Trump's shrewd move: Signing RNC loyalty oath was right thing to do

Trump made the right decision Thursday in signing the Republican loyalty oath.

Given the pressure being exerted by the GOP leadership, Trump did what he had to do to capitalize on the success he has shown in the polls, both nationally and in early primary states where he is the clear frontrunner. This show of party loyalty saves him from, at least to some degree, attacks within the party as a Democrat turncoat and marginalization by the other candidates.

In this way, Trump surely made the shrewd choice and is removed from the levels of attack that the Republicans have levied against him lately. They’ll have to find something else and in the process he earned himself some favor within the party leadership, which can only help him.

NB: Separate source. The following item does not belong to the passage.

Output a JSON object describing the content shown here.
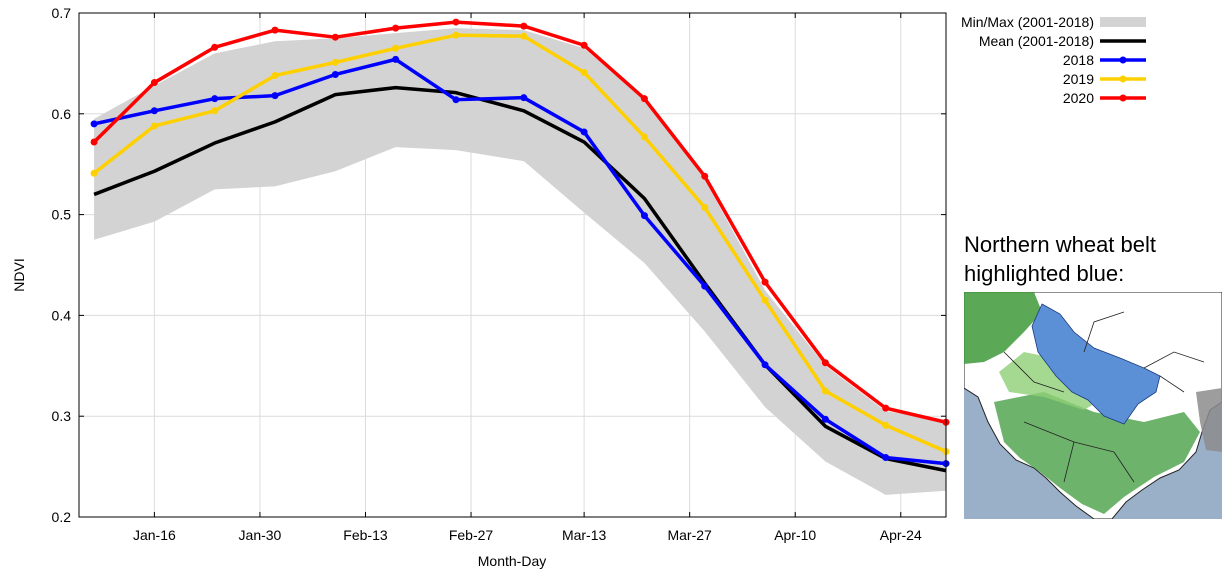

Still, the strength of the Trump brand is that he is a fresh thinker with his own ideas who tells the truth as he knows it. He has deviated from GOP orthodoxy for the best possible reasons: to tell voters who he is, what he thinks and how he feels, not to kowtow to a view or ideology that at best commands less than majority support in the electorate

There is a revolt against the two major parties and Trump and Sanders, in their own way, speak to it despite having traditional party labels.

The Trump decision needs to be seen in a broader context. It is both wrong and sad that in America candidates get pushed into signing loyalty oaths. Our system is strongest when more views are represented and we would always do better to accommodate more views rather than less.

For this reason, throughout my career, I have consistently worked to expand the pool of candidates who can appear on the ballot in American elections beyond the two major parties. I worked with American Elect in 2012 – an online effort to get a third party candidate on the ballot – and a group called change the rule in 2015 which aims to open up the debate process.

My view has been that candidates like Trump help to expand the range and choice of options available to people, something the public is clamoring for given how strongly the American people feel about the need for diverse voices and a more open political process. This is further supported by the some-odd 40 percent of Americans who identify as independents themselves.

In this way, Donald Trump’s candidacy, whether it be substantively or ideologically, has opened up the American political process in healthy ways, much like Bernie Sanders’s candidacy has on the left.

There is a revolt against the two major parties and Trump and Sanders, in their own way, speak to it despite having traditional party labels.

And by signing the loyalty oath Trump made a tactical decision that in no way undermines the strength, unity and vitality of an anti systemic message.

I don’t expect this to hurt him – or his message – one bit.